I'm in the autobody business. anything you need to paint you get better adhesion with at least a light sand job, 3m makes scuff pads that works great, get em at any auto, supply that sells paint, scuff lightly, clean, prime with cheap spray can primer lightly,color closest to the color you want. then use spray can paint (wal mart even has some camo colors flat no gloss, try to stay away from $1 paint no brand ) should stick ,I agree with rock 77 on latex, but a little spray can KILZ brand primer will help adhesion.


----------



## dead eye dick (Sep 1, 2004)

go to home depot in there paint return area house paint works great and its discounted a lot after someone returns it


----------



## bowtechog70 (Sep 14, 2005)

spray paint doesnt work very good it soaks into the target and stays wet. The exterior flat latex needs to be brushed on and it works really good and can be color matched.
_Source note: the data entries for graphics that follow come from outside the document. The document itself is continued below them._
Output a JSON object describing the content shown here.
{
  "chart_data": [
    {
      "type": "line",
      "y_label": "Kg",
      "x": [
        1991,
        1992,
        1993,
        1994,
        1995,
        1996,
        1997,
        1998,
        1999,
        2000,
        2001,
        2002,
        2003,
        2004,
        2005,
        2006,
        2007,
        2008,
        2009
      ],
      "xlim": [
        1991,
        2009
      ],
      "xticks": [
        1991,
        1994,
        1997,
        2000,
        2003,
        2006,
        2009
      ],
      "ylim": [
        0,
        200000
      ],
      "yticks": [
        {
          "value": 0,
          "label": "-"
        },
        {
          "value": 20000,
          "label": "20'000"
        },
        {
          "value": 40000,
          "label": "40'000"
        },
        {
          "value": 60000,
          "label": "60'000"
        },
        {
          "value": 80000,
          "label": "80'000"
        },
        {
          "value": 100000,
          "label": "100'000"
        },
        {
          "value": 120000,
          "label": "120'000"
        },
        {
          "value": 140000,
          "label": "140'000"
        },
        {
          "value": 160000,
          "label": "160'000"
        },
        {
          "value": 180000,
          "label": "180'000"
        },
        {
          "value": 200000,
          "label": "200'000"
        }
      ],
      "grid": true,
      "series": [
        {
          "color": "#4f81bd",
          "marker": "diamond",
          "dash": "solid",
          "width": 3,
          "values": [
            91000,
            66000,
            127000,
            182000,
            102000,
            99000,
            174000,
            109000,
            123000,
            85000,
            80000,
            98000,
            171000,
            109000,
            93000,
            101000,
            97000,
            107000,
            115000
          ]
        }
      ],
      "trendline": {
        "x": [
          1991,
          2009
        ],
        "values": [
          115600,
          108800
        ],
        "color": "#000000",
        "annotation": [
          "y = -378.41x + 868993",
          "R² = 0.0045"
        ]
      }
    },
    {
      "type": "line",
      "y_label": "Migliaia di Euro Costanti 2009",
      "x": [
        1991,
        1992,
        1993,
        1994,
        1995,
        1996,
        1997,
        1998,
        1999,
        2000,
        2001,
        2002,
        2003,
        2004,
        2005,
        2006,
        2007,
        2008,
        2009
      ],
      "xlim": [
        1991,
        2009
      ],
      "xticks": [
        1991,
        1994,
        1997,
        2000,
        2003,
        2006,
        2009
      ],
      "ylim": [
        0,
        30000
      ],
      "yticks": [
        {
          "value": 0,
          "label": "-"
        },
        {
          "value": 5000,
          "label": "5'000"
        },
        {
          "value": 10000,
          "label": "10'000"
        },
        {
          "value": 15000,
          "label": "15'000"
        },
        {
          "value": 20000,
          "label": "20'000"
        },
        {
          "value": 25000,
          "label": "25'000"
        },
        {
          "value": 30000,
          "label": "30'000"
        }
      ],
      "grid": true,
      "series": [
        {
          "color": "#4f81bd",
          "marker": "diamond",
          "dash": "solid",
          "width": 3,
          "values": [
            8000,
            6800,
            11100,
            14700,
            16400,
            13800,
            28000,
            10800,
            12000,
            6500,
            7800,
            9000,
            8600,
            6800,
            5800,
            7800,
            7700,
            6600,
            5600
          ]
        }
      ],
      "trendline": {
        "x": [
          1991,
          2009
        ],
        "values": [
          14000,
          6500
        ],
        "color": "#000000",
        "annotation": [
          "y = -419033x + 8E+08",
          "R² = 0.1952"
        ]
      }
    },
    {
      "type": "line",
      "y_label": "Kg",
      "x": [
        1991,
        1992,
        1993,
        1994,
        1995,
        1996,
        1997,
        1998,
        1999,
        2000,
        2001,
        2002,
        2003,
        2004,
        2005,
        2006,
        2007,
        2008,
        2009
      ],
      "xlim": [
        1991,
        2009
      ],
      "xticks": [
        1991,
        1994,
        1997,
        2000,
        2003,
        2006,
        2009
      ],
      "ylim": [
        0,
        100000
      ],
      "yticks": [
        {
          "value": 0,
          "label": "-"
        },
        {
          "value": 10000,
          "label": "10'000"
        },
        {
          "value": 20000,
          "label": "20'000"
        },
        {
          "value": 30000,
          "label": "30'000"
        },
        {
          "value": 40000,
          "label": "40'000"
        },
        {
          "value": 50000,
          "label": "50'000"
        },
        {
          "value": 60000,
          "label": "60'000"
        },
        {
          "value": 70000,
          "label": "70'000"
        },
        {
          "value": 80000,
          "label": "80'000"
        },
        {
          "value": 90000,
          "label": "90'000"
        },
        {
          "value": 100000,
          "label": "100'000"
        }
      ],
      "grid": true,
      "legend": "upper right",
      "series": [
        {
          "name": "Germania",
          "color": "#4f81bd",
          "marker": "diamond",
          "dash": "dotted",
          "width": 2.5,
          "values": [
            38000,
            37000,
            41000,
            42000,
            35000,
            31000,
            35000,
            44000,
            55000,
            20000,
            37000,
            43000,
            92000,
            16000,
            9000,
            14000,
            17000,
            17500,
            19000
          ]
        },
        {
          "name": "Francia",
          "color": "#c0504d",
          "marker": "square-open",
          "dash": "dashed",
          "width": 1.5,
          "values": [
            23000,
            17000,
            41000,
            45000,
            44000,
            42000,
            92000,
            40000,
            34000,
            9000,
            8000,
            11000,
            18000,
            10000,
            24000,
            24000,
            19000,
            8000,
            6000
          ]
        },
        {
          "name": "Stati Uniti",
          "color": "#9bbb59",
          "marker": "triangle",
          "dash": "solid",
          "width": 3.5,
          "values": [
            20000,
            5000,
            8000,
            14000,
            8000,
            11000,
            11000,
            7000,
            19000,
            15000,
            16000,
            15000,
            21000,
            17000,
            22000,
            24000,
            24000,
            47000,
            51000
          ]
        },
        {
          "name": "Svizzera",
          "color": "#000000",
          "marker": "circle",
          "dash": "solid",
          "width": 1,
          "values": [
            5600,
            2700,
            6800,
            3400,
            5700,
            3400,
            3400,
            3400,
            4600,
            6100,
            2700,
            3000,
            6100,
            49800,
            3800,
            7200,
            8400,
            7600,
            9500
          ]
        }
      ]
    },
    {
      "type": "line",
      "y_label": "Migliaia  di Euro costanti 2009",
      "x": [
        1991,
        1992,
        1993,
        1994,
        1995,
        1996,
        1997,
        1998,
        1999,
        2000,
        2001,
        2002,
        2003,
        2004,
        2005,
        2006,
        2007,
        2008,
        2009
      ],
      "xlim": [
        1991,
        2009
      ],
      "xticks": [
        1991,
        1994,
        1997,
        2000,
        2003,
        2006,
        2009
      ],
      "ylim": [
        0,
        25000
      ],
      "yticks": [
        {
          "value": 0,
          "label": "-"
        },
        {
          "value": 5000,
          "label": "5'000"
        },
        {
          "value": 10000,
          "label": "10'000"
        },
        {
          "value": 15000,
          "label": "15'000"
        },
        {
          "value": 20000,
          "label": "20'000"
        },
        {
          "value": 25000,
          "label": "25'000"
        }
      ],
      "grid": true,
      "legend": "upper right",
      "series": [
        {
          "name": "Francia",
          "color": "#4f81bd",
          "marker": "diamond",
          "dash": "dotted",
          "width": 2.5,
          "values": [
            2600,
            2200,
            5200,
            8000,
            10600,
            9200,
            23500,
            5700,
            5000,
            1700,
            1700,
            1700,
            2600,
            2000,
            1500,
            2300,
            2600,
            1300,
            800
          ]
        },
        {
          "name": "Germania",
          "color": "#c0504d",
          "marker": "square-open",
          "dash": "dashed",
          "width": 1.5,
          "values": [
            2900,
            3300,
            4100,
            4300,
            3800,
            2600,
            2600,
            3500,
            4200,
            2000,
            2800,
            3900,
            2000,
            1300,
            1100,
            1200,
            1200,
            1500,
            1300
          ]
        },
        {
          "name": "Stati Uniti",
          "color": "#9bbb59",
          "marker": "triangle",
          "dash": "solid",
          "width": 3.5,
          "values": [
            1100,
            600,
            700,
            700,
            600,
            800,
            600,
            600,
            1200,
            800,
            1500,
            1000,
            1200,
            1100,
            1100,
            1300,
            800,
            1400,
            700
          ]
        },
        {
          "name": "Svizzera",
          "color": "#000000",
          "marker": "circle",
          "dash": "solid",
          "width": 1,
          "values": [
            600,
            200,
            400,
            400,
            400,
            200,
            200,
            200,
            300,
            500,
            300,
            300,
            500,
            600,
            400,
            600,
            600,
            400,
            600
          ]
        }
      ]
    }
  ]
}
I know this works because I did it to the first target on our course last weekend and looks really good.


----------



## Hardcor-nut (Nov 29, 2007)

Thanks for your input guys.


----------



## Sniper1 (Jun 27, 2007)

I suggest you use a semi-gloss on most McKenzies. If they are older ones, the places where the finish is worn through will dry to dust fast in the heat and UV.
Color matching a quart of a decent outdoor latex, and putting it on will look great. it would be cheaper than $6 a can spray also.
ArmorAll your McKenzies after the paint dries a week or two. You should do that twice a year.


----------



## savagerebel (Nov 9, 2021)

gotcha nock Jim said:


> I'm in the autobody business. anything you need to paint you get better adhesion with at least a light sand job, 3m makes scuff pads that works great, get em at any auto, supply that sells paint, scuff lightly, clean, prime with cheap spray can primer lightly,color closest to the color you want. then use spray can paint (wal mart even has some camo colors flat no gloss, try to stay away from $1 paint no brand ) should stick ,I agree with rock 77 on latex, but a little spray can KILZ brand primer will help adhesion.
> 
> 
> 
> Grande Prairie Painters


I am wanting to touch up my 3d targets and was wondering what paint works best. I have seen some that were painted and it looked thick like it was brushed on, you know thick, and it looked great. I just don't know what it was.


----------



## John35 (May 26, 2021)

Thanks for the ideas.


----------